When I was little, (don’t ask how little because I am not sure, let’s just say somewhere around ten years old or so,) I found a dove that had an encounter with the business end of a peashooter. He didn’t look that bad off, but he was definitely not feeling well, so I picked him up and took him home.(Dove)

When I got home I showed the dove to the one person I knew who could fix anything, my father. He checked the dove over, and told me that the he had indeed taken a hit to the head and was a little disoriented but that he should be fine. He said it was probably because of the head injury that the dove couldn’t fly, and that it may or may not fly again soon, and that either way it was up to us to keep him safe and comfortable.

My dad is an engineer, and can design and build ANYTHING at the drop of a hat. He took off his sports coat, lead me and my new friend out to the garage, and in the time it took most fathers to crack a beer and scratch their ass he had built a makeshift birdcage out of an old orange crate he had been using to hold some even older electrical parts.

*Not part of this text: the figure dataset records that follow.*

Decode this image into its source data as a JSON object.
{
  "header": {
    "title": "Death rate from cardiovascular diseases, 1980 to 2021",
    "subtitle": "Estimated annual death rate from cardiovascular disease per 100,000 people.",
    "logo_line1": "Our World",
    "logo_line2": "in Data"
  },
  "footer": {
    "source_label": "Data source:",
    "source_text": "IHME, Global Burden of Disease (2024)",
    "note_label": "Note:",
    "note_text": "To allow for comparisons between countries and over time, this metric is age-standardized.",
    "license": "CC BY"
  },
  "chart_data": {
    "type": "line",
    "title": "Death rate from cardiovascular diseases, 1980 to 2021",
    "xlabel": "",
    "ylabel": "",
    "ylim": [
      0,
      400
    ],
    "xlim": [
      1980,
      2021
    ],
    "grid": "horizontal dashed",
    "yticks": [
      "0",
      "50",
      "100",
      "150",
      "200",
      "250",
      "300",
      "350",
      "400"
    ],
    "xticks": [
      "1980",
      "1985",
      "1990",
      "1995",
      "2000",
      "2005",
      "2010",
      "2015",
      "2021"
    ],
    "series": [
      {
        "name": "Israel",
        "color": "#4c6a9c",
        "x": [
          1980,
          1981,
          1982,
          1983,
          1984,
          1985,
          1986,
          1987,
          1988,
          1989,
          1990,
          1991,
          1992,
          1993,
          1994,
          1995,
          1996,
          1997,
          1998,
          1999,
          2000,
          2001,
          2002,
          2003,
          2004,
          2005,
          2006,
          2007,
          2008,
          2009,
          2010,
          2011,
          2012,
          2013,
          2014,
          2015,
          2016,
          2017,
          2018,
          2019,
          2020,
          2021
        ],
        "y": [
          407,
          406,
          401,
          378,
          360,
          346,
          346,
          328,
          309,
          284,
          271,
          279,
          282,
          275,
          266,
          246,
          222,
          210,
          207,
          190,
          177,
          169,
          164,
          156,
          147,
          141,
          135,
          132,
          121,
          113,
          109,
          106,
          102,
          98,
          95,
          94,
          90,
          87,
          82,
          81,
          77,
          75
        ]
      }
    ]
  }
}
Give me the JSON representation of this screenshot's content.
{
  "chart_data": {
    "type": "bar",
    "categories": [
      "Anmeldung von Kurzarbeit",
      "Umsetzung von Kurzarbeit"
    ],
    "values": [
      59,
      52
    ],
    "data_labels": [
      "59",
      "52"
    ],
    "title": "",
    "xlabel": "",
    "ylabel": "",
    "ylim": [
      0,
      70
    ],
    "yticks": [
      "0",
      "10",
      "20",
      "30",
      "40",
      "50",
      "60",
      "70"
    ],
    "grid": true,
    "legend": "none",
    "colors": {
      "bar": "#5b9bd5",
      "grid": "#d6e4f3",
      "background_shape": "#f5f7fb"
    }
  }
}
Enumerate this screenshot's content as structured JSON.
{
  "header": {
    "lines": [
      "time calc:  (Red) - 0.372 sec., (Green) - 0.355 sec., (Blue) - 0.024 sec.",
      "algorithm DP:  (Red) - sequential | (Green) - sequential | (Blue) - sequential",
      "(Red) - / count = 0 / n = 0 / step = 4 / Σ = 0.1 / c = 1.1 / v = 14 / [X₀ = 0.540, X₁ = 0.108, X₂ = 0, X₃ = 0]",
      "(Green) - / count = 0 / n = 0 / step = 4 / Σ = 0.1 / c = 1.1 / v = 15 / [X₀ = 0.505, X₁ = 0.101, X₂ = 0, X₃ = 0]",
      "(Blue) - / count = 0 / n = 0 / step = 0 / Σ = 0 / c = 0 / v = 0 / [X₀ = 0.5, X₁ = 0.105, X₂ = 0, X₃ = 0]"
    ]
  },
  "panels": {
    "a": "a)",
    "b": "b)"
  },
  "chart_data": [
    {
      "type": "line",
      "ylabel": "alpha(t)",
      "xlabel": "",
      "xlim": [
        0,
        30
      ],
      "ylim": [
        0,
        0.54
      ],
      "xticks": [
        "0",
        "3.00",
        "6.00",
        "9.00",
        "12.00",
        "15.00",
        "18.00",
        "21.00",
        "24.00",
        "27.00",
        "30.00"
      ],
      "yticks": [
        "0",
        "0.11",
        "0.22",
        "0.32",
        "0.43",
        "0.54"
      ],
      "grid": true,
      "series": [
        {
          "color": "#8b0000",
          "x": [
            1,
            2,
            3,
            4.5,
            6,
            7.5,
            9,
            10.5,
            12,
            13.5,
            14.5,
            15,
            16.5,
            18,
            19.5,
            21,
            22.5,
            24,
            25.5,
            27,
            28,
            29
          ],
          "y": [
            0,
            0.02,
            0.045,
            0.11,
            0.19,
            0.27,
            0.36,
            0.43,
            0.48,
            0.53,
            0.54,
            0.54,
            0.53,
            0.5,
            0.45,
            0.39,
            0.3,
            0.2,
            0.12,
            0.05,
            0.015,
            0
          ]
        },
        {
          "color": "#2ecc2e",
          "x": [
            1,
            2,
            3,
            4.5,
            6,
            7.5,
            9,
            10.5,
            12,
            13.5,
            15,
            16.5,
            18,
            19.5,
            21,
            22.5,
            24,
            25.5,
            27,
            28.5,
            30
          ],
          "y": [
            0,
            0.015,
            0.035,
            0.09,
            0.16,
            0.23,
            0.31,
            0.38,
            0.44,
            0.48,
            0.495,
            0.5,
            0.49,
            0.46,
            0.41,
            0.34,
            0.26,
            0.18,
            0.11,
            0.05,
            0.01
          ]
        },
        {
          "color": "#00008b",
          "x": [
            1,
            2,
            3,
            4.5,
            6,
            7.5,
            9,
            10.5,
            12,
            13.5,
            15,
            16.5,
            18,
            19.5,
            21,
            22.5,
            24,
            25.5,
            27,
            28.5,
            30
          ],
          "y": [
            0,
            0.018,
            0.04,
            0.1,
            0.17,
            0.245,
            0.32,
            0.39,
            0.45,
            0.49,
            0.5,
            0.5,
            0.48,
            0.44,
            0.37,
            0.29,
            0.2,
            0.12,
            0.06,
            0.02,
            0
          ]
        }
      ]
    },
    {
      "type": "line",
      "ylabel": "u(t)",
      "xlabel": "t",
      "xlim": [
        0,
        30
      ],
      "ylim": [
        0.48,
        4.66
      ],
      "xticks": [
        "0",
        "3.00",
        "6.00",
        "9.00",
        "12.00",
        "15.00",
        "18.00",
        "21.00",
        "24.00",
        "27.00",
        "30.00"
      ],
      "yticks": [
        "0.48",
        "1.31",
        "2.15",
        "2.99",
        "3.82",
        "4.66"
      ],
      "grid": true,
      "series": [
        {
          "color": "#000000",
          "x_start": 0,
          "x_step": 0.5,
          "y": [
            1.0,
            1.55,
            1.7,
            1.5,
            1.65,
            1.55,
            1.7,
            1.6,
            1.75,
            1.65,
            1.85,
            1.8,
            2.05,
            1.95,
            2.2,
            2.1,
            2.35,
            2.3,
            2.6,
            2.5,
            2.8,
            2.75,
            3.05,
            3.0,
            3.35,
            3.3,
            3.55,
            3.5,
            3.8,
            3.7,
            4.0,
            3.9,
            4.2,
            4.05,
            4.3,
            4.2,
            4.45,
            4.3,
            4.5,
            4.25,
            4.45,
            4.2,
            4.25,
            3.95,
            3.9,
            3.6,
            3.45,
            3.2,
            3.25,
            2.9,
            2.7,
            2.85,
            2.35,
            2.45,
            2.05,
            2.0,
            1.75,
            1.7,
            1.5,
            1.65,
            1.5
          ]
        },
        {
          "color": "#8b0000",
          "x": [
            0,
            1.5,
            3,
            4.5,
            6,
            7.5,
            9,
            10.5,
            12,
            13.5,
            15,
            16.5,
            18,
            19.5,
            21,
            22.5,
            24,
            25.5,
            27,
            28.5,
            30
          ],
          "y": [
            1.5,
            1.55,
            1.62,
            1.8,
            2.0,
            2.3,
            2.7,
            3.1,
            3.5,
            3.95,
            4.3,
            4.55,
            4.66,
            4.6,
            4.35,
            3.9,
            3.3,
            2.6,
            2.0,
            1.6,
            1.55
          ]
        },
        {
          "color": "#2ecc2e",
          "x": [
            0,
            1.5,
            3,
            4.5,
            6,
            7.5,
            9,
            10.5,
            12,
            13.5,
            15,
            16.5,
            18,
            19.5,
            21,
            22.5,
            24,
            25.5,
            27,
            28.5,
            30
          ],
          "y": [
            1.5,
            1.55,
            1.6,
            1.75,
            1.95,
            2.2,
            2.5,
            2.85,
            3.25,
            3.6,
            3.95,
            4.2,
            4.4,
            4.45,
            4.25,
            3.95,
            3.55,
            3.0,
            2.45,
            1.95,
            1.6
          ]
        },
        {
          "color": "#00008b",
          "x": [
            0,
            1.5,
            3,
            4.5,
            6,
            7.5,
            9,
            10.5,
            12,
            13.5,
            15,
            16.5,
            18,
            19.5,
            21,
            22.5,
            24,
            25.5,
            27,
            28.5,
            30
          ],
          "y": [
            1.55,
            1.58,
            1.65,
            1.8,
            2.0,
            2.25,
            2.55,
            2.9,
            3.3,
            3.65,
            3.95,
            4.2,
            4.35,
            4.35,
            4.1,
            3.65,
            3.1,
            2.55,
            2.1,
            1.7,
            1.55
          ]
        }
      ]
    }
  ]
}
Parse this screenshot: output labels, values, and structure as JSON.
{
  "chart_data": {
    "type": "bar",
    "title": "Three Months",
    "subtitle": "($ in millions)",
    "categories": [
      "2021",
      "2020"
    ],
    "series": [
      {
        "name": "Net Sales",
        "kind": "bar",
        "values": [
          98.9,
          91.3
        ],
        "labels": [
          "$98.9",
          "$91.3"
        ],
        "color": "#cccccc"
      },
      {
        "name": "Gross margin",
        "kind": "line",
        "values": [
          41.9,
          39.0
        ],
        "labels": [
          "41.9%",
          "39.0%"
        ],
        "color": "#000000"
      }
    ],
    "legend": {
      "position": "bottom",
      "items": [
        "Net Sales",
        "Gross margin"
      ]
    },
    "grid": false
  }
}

He did a good job too. He covered the front with chicken wire, and cut a large hole in the back of the crate, which he covered with a door that slid up and down. He cut smaller holes in each side, and pushed a piece of dowel through it so the bird had a place to perch. He then affixed an eyebolt to the top of the new cage, and we hung it off of an eve of his greenhouse. It was amazing.

That weekend my father built the most awesome birdcage for my dove. It measured probably two and a half to three feet deep by maybe four feet long and three feet high. It had a pitched roof with chicken wire around three sides and the back covered by wood. The floor was ¼ inch mesh wire, and it had three dowels for perches. It was a dove mansion. I thought my dove might be lonely, so I bought two more to keep him company from a local feed and seed store. They all got along swimmingly. They got along so well they even had eggs!

When the first clutch was laid, my dad modified the cage by adding a nesting box to the back. It was of the same design as the door on the first cage; the nesting box slid on the back of the cage over a large hole big enough for the doves to enter. We provided nesting material, and moved the clutch of eggs into the box.

Unfortunately, the first bunch of eggs died, but there were others and the survival rate must have been about 90%. Soon I was in the dove business. When the baby’s grew into young birds old enough to leave the nest, I took them to the feed-and-seed and sold them for a buck. I can’t remember how long we had the birds, but it was at least a few years. I remember the cooing noise they would make in the morning, and the weird weeds that would grow under their cage from the birdseed. (I later discovered that there was a low-grade variety of hemp that grew out of that birdfeed mix. My first marijuana crop!)

The old greenhouse is long gone, as are the cage and the doves, but fond memories remain with me of the compassion my father showed for those birds, and the love he demonstrated for his son by being late for his job because he had to build a bird cage for a injured dove his kid found.